Sivil toplum kuruluşlarında korku iklimi
Rapor, Gözlemevi'nin önceki yayınlarında belgelediği diğer taciz biçimleriyle birlikte mesnetsiz kapatma vakalarının, Türkiye'de hükümet politikalarını eleştiren sivil toplumu bastırmak, bölmek ve çalışmalarını gayri meşru hale getirmek.üzere yetkililerin elinde yeni bir araç haline geldiğini öne sürüyor. Raporda 2021 yılı itibarıyla dört derneğe karşı -Din Alimleri Yardımlaşma ve Dayanışma Derneği (DİAYDER), Göç İzleme Derneği (GÖÇİZDER), Kadın Cinayetlerini Durduracağız Platformu (KCDP) ve Tarlabaşı Toplum Merkezi (TTM)- açılan davalar belgeleniyor ve değerlendiriliyor.
"Gözlemevi, İHD ve TİHV'nin Haziran 2023'te derlediği bilgilere ve dört derneğin temsilcileri ile destekledikleri kişilerin doğrudan ifadelerine dayanan rapor, kapatma davalarının dernekler, üyeleri ve destekledikleri topluluklar üzerindeki etkisini belgeliyor. Rapor ayrıca, sonucu ne olursa olsun, bir kapatma davasıyla hedef alınmanın dernekler için doğası gereği damgalayıcı ve tecrit edici olduğunu sergiliyor. Görüşülenlerden biri, bunu "belirsiz ve ürkütücü bir durum" olarak tanımlıyor. Muhalif seslerin giderek daha fazla hedef alındığı, sivil toplum kuruluşlarının sürekli olarak itibarsızlaştırıldığı ve yetkililerin ve hükümet yanlısı medyanın saldırılarına maruz kaldığı bir bağlamda, bu vakalar sivil toplum kuruluşları arasında korku ikliminin kabarmasına ve itibarlarının zedelenmesine katkıda bulunuyor."
FIDH Başkan Yardımcısı ve İHD temsilcisi avukat Reyhan Yalçındağ, "AB'ye aday ülke gibi görünen bir ülkede hala bu raporda anlatıldığı türden ciddi örgütlenme özgürlüğü ve ifade özgürlüğü hakkı ihlallerinden söz ediyor olmamız utanç vericidir." dedi.
"Hükümete yakın pek çok STK önemli destek alırken, Kürt meselesinin demokratik çözümünü talep edenler ve bağımsız kadın ve LGBTQI+ haklarının savunan gruplar, tutuklamalar, kapatma davaları ve diğer taciz biçimleriyle karşı karşıyalar.
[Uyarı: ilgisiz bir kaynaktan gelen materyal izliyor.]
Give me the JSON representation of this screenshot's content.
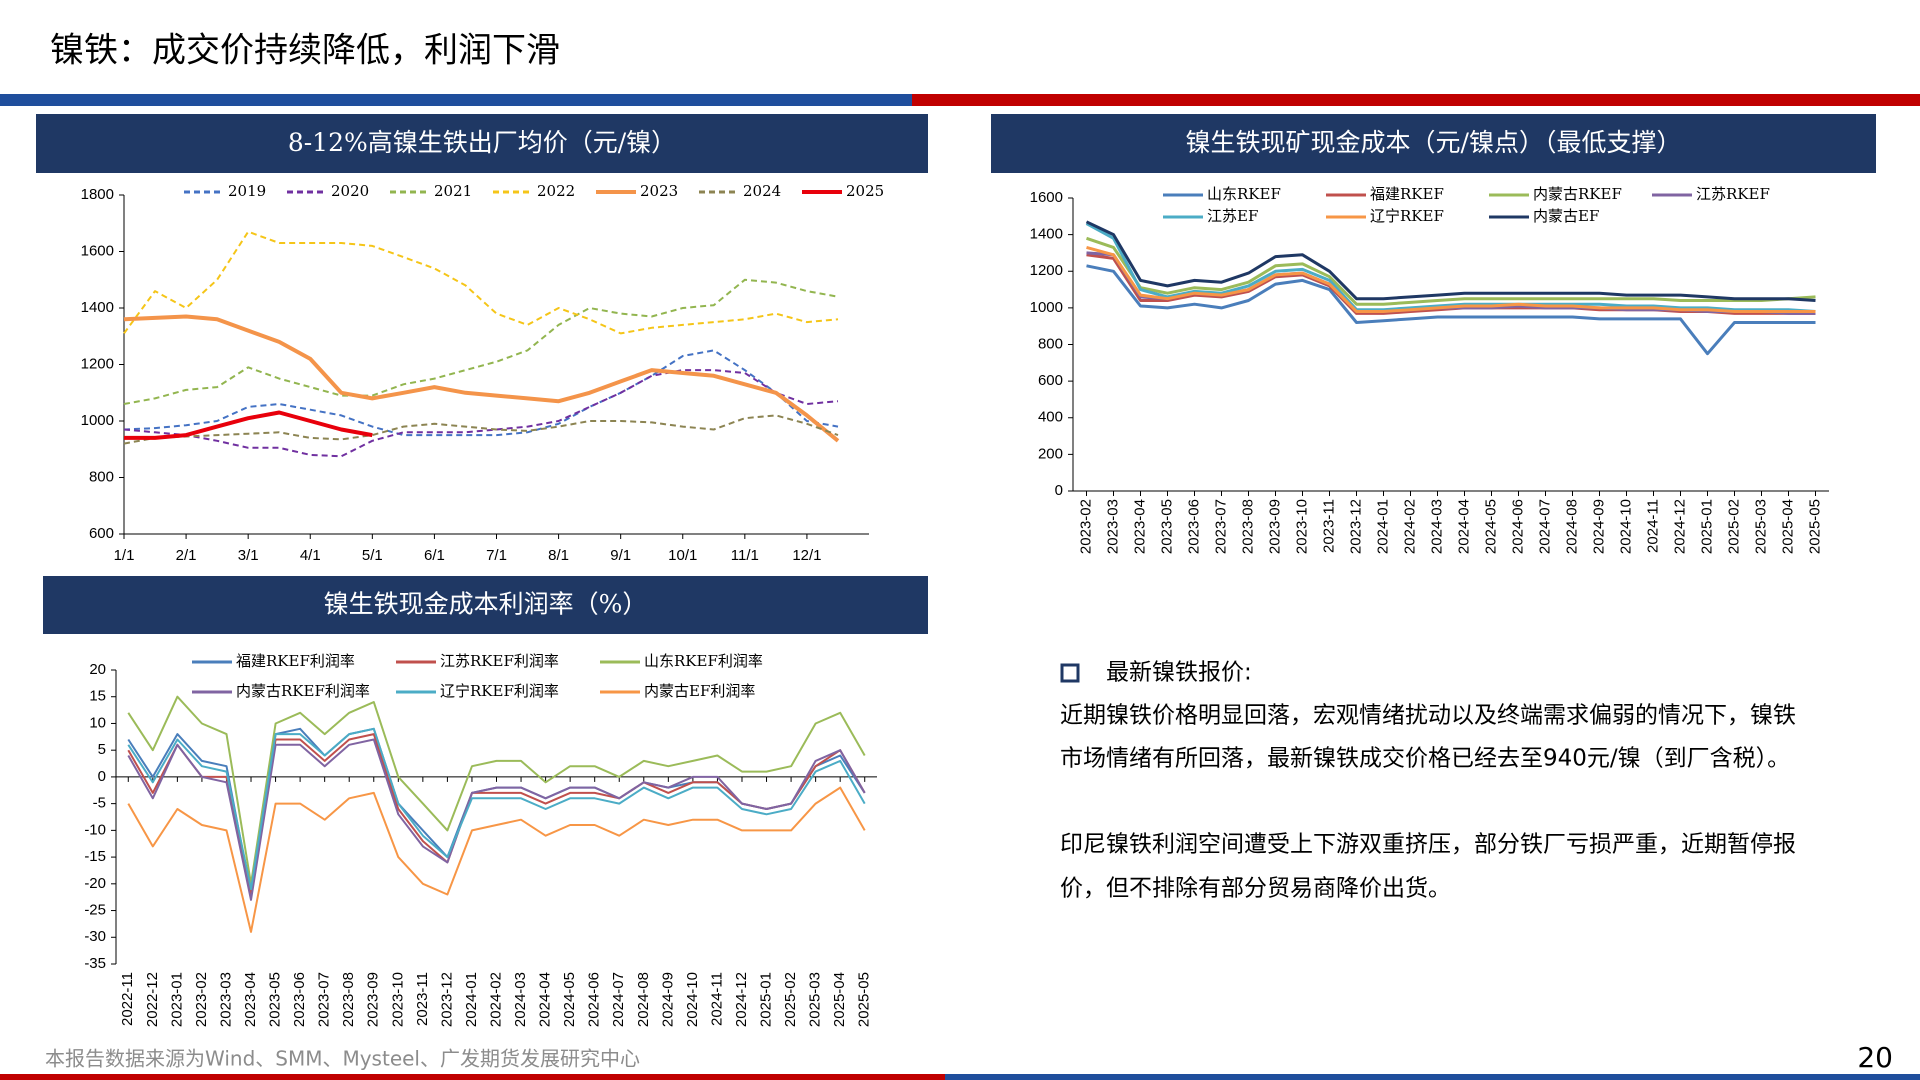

Bu da yapılanların siyasi saiklerle yapıldığını ve tek amaç güttüğünü gösteriyor: Muhalefeti çökertmek."
TİHV Başkanı Metin Bakkalcı da "Dernekleri kapatmaya yönelik bu tür girişimler kabul edilemez. Evrensel değerler ışığında bu uygulamalara derhal son verilmelidir. Ancak ulusal ve uluslararası düzeyde bize destek verenlerin gösterdiği dayanışma sayesinde Türkiye'deki sivil toplumun bu sorunları aşacağına inanıyoruz." diye ekliyor.
KCDP hedeflendi
KCDP'ye karşı kapatma davasının Çarşamba günkü duruşması bu kaygı verici gidiş açısından sadece bir örnek. Dava, bir Adalet ve Kalkınma Partisi (AKP) üyesinin internet üzerinden yaptığı şikayetler ve polisin KCDP üyeleri hakkında hukuka aykırı olarak tuttuğu kayıtlara dayanılarak açılmıştı. Doğrulanmış ve sağlam delillerin olmayışı ve şikâyetin kaynağı, davanın altında yatan siyasi saikleri vurguluyor: Toplumsal cinsiyet karşıtı söylemlerin yükseldiği ve kadınlarla LGBTQI+ bireylerin giderek artan ölçüde hedef alındığı bir ortamda KCDP'nin hükümetin toplumsal cinsiyet eşitliğini ihlal eden politikalarına yönelik eleştirilerine, misilleme yapmak.
Mahkemenin duruşmada kararını açıklaması bekleniyor.